US Navy tank landing ship

USS LST-481 was a United States Navy used in the Asiatic-Pacific Theater during World War II.

==Construction==
LST-481 was laid down on 4 September 1942, under Maritime Commission (MARCOM) contract, MC hull 1001, by Kaiser Shipyards, Yard No. 4, Richmond, California; launched on 2 December 1942; and commissioned on 15 May 1943.

==Service history==
During the war, LST-481 was assigned to the Pacific Theater of Operations.
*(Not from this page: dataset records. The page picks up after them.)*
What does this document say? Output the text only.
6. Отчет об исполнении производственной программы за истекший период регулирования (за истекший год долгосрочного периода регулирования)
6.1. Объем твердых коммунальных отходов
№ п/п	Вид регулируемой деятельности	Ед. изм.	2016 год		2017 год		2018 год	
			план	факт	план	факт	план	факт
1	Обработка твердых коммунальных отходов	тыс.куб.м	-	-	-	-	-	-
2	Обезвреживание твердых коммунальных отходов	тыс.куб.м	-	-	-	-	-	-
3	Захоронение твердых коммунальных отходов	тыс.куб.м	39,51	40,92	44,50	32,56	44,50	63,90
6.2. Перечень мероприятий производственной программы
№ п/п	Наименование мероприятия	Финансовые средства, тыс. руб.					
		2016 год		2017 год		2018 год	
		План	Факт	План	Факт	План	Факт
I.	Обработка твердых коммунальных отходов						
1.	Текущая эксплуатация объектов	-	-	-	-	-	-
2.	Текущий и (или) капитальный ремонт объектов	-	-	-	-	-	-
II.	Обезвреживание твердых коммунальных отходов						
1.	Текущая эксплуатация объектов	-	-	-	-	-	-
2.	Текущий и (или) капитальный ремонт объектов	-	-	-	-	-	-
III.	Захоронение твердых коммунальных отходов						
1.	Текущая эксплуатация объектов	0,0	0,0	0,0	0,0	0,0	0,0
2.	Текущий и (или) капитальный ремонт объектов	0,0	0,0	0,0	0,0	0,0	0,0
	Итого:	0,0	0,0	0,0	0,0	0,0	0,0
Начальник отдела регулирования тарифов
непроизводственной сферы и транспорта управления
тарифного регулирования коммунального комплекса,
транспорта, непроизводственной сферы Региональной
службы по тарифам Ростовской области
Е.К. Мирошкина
She took part in the Gilbert Islands operation, November and December 1943; the Occupation of Kwajalein and Majuro Atolls in February 1944; the Battle of Hollandia in April 1944; the Battle of Guam in July 1944; the Battle of Iwo Jima in February 1945; and the Battle of Okinawa in April 1945.

==Post-war service==
Following the war, LST-481 performed occupation duty in the Far East until mid-November 1945. She returned to the United States and was decommissioned on 28 February 1946, and struck from the Navy list on 12 April 1946. On 16 April 1948, the ship was sold to the Bethlehem Steel Co., Bethlehem, Pennsylvania, and subsequently scrapped.

==Awards==
LST-481 earned six battle stars for her World War II service.